気負う事はない
「まぁ、一言で言ってしまえば…もうこちら側では私達は生きづらいのですよ。私達の存在は…もはやこちら側では消えかかってしまっているとも言えます」
「…やっぱり、その理由だったわね」
紫様曰く、妖怪や神が幻想郷に来るのは…外界で忘れ去られた存在となりつつあり、自らの存在の維持が困難になったからというのが一番多い理由だそうだ。
僕たちが普段幻想郷で接する皆は…外では忘れられた存在となっている。
「実力もある程度あるようだし…大丈夫そうね。住みたい場所の指定なんかはあるかしら」
「…ん、森の中がいいかな…」
「分かった…そうね、山の中になるけれどいいかしら」
「ええ、大丈夫ですよ」
「後は、こちらに来てからのルールが幾つかあるから覚えておいてね」
「人間は襲ってもいいのか!?」
「そのあたりもちゃんと説明するから落ち着きなさいな」
紫様が三姉妹に説明している間、手持ち無沙汰になったのだが…三姉妹の末っ子がこちらに近づいてきた。
「ん、どうした?」
「…ルールとか、姉さん達が覚えて…私は後で教えてもらうから暇なの」
「ん、そっか」
朽ちかけの縁側を軽く払って、二人で座る。
「…知らない所に行くのは、怖くない?」
「…ん、姉さん達と一緒だから大丈夫」
「そうかい、なら平気かな」
「でも…」
「どうした?」
「…私一人でも、出かけたりしてみて…お友達ができたらいいなって」
「…ふふ、いいね。

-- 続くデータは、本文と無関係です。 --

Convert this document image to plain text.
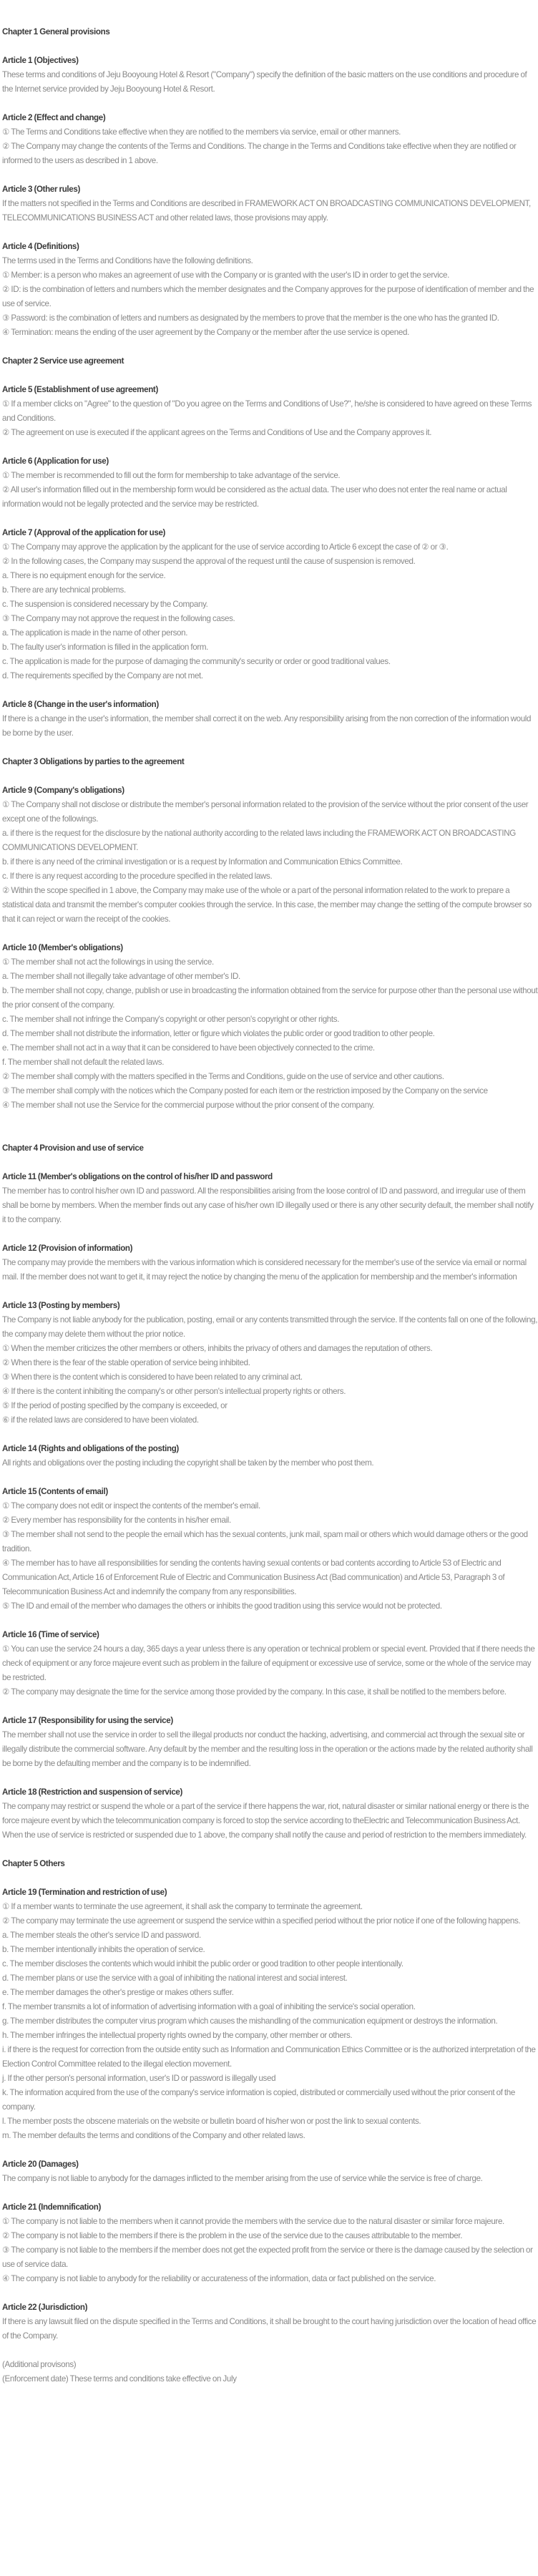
Chapter 1 General provisions
Article 1 (Objectives)
These terms and conditions of Jeju Booyoung Hotel & Resort ("Company") specify the definition of the basic matters on the use conditions and procedure of the Internet service provided by Jeju Booyoung Hotel & Resort.
Article 2 (Effect and change)
① The Terms and Conditions take effective when they are notified to the members via service, email or other manners.
② The Company may change the contents of the Terms and Conditions. The change in the Terms and Conditions take effective when they are notified or informed to the users as described in 1 above.
Article 3 (Other rules)
If the matters not specified in the Terms and Conditions are described in FRAMEWORK ACT ON BROADCASTING COMMUNICATIONS DEVELOPMENT, TELECOMMUNICATIONS BUSINESS ACT and other related laws, those provisions may apply.
Article 4 (Definitions)
The terms used in the Terms and Conditions have the following definitions.
① Member: is a person who makes an agreement of use with the Company or is granted with the user's ID in order to get the service.
② ID: is the combination of letters and numbers which the member designates and the Company approves for the purpose of identification of member and the use of service.
③ Password: is the combination of letters and numbers as designated by the members to prove that the member is the one who has the granted ID.
④ Termination: means the ending of the user agreement by the Company or the member after the use service is opened.
Chapter 2 Service use agreement
Article 5 (Establishment of use agreement)
① If a member clicks on "Agree" to the question of "Do you agree on the Terms and Conditions of Use?", he/she is considered to have agreed on these Terms and Conditions.
② The agreement on use is executed if the applicant agrees on the Terms and Conditions of Use and the Company approves it.
Article 6 (Application for use)
① The member is recommended to fill out the form for membership to take advantage of the service.
② All user's information filled out in the membership form would be considered as the actual data. The user who does not enter the real name or actual information would not be legally protected and the service may be restricted.
Article 7 (Approval of the application for use)
① The Company may approve the application by the applicant for the use of service according to Article 6 except the case of ② or ③.
② In the following cases, the Company may suspend the approval of the request until the cause of suspension is removed.
a. There is no equipment enough for the service.
b. There are any technical problems.
c. The suspension is considered necessary by the Company.
③ The Company may not approve the request in the following cases.
a. The application is made in the name of other person.
b. The faulty user's information is filled in the application form.
c. The application is made for the purpose of damaging the community's security or order or good traditional values.
d. The requirements specified by the Company are not met.
Article 8 (Change in the user's information)
If there is a change in the user's information, the member shall correct it on the web. Any responsibility arising from the non correction of the information would be borne by the user.
Chapter 3 Obligations by parties to the agreement
Article 9 (Company's obligations)
① The Company shall not disclose or distribute the member's personal information related to the provision of the service without the prior consent of the user except one of the followings.
a. if there is the request for the disclosure by the national authority according to the related laws including the FRAMEWORK ACT ON BROADCASTING COMMUNICATIONS DEVELOPMENT.
b. if there is any need of the criminal investigation or is a request by Information and Communication Ethics Committee.
c. If there is any request according to the procedure specified in the related laws.
② Within the scope specified in 1 above, the Company may make use of the whole or a part of the personal information related to the work to prepare a statistical data and transmit the member's computer cookies through the service. In this case, the member may change the setting of the compute browser so that it can reject or warn the receipt of the cookies.
Article 10 (Member's obligations)
① The member shall not act the followings in using the service.
a. The member shall not illegally take advantage of other member's ID.
b. The member shall not copy, change, publish or use in broadcasting the information obtained from the service for purpose other than the personal use without the prior consent of the company.
c. The member shall not infringe the Company's copyright or other person's copyright or other rights.
d. The member shall not distribute the information, letter or figure which violates the public order or good tradition to other people.
e. The member shall not act in a way that it can be considered to have been objectively connected to the crime.
f. The member shall not default the related laws.
② The member shall comply with the matters specified in the Terms and Conditions, guide on the use of service and other cautions.
③ The member shall comply with the notices which the Company posted for each item or the restriction imposed by the Company on the service
④ The member shall not use the Service for the commercial purpose without the prior consent of the company.
Chapter 4 Provision and use of service
Article 11 (Member's obligations on the control of his/her ID and password
The member has to control his/her own ID and password. All the responsibilities arising from the loose control of ID and password, and irregular use of them shall be borne by members. When the member finds out any case of his/her own ID illegally used or there is any other security default, the member shall notify it to the company.
Article 12 (Provision of information)
The company may provide the members with the various information which is considered necessary for the member's use of the service via email or normal mail. If the member does not want to get it, it may reject the notice by changing the menu of the application for membership and the member's information
Article 13 (Posting by members)
The Company is not liable anybody for the publication, posting, email or any contents transmitted through the service. If the contents fall on one of the following, the company may delete them without the prior notice.
① When the member criticizes the other members or others, inhibits the privacy of others and damages the reputation of others.
② When there is the fear of the stable operation of service being inhibited.
③ When there is the content which is considered to have been related to any criminal act.
④ If there is the content inhibiting the company's or other person's intellectual property rights or others.
⑤ If the period of posting specified by the company is exceeded, or
⑥ if the related laws are considered to have been violated.
Article 14 (Rights and obligations of the posting)
All rights and obligations over the posting including the copyright shall be taken by the member who post them.
Article 15 (Contents of email)
① The company does not edit or inspect the contents of the member's email.
② Every member has responsibility for the contents in his/her email.
③ The member shall not send to the people the email which has the sexual contents, junk mail, spam mail or others which would damage others or the good tradition.
④ The member has to have all responsibilities for sending the contents having sexual contents or bad contents according to Article 53 of Electric and Communication Act, Article 16 of Enforcement Rule of Electric and Communication Business Act (Bad communication) and Article 53, Paragraph 3 of Telecommunication Business Act and indemnify the company from any responsibilities.
⑤ The ID and email of the member who damages the others or inhibits the good tradition using this service would not be protected.
Article 16 (Time of service)
① You can use the service 24 hours a day, 365 days a year unless there is any operation or technical problem or special event. Provided that if there needs the check of equipment or any force majeure event such as problem in the failure of equipment or excessive use of service, some or the whole of the service may be restricted.
② The company may designate the time for the service among those provided by the company. In this case, it shall be notified to the members before.
Article 17 (Responsibility for using the service)
The member shall not use the service in order to sell the illegal products nor conduct the hacking, advertising, and commercial act through the sexual site or illegally distribute the commercial software. Any default by the member and the resulting loss in the operation or the actions made by the related authority shall be borne by the defaulting member and the company is to be indemnified.
Article 18 (Restriction and suspension of service)
The company may restrict or suspend the whole or a part of the service if there happens the war, riot, natural disaster or similar national energy or there is the force majeure event by which the telecommunication company is forced to stop the service according to theElectric and Telecommunication Business Act.
When the use of service is restricted or suspended due to 1 above, the company shall notify the cause and period of restriction to the members immediately.
Chapter 5 Others
Article 19 (Termination and restriction of use)
① If a member wants to terminate the use agreement, it shall ask the company to terminate the agreement.
② The company may terminate the use agreement or suspend the service within a specified period without the prior notice if one of the following happens.
a. The member steals the other's service ID and password.
b. The member intentionally inhibits the operation of service.
c. The member discloses the contents which would inhibit the public order or good tradition to other people intentionally.
d. The member plans or use the service with a goal of inhibiting the national interest and social interest.
e. The member damages the other's prestige or makes others suffer.
f. The member transmits a lot of information of advertising information with a goal of inhibiting the service's social operation.
g. The member distributes the computer virus program which causes the mishandling of the communication equipment or destroys the information.
h. The member infringes the intellectual property rights owned by the company, other member or others.
i. if there is the request for correction from the outside entity such as Information and Communication Ethics Committee or is the authorized interpretation of the Election Control Committee related to the illegal election movement.
j. If the other person's personal information, user's ID or password is illegally used
k. The information acquired from the use of the company's service information is copied, distributed or commercially used without the prior consent of the company.
l. The member posts the obscene materials on the website or bulletin board of his/her won or post the link to sexual contents.
m. The member defaults the terms and conditions of the Company and other related laws.
Article 20 (Damages)
The company is not liable to anybody for the damages inflicted to the member arising from the use of service while the service is free of charge.
Article 21 (Indemnification)
① The company is not liable to the members when it cannot provide the members with the service due to the natural disaster or similar force majeure.
② The company is not liable to the members if there is the problem in the use of the service due to the causes attributable to the member.
③ The company is not liable to the members if the member does not get the expected profit from the service or there is the damage caused by the selection or use of service data.
④ The company is not liable to anybody for the reliability or accurateness of the information, data or fact published on the service.
Article 22 (Jurisdiction)
If there is any lawsuit filed on the dispute specified in the Terms and Conditions, it shall be brought to the court having jurisdiction over the location of head office of the Company.
(Additional provisons)
(Enforcement date) These terms and conditions take effective on July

…幻想郷に住んでいる妖怪だったり…皆、根っこはいい人だから慣れればすぐに仲良くなれるはずだよ」
「…そう?」
「うん。…実は僕、記憶が無くなっていたというか…」
「……?」
「どうも違う世界から迷い込んできた、って言われたけど、皆よくしてくれて…」
「…そうなんだ」
「だから、心配はいらないよ。…あ、そうだ。僕からもお願いしていいかな」
「…何?」
「向こうに行ったら、僕の式神に君達の案内を頼もうと思うんだ。…よかったら、仲良くしてほしいんだけど…」
「…うん、いいよ」
「ありがとう、お願いね」
「クスハ、何してるのー?もう行くってさ!」
「…うん、今行く」
見ると、紫様がスキマを開けて待っていた。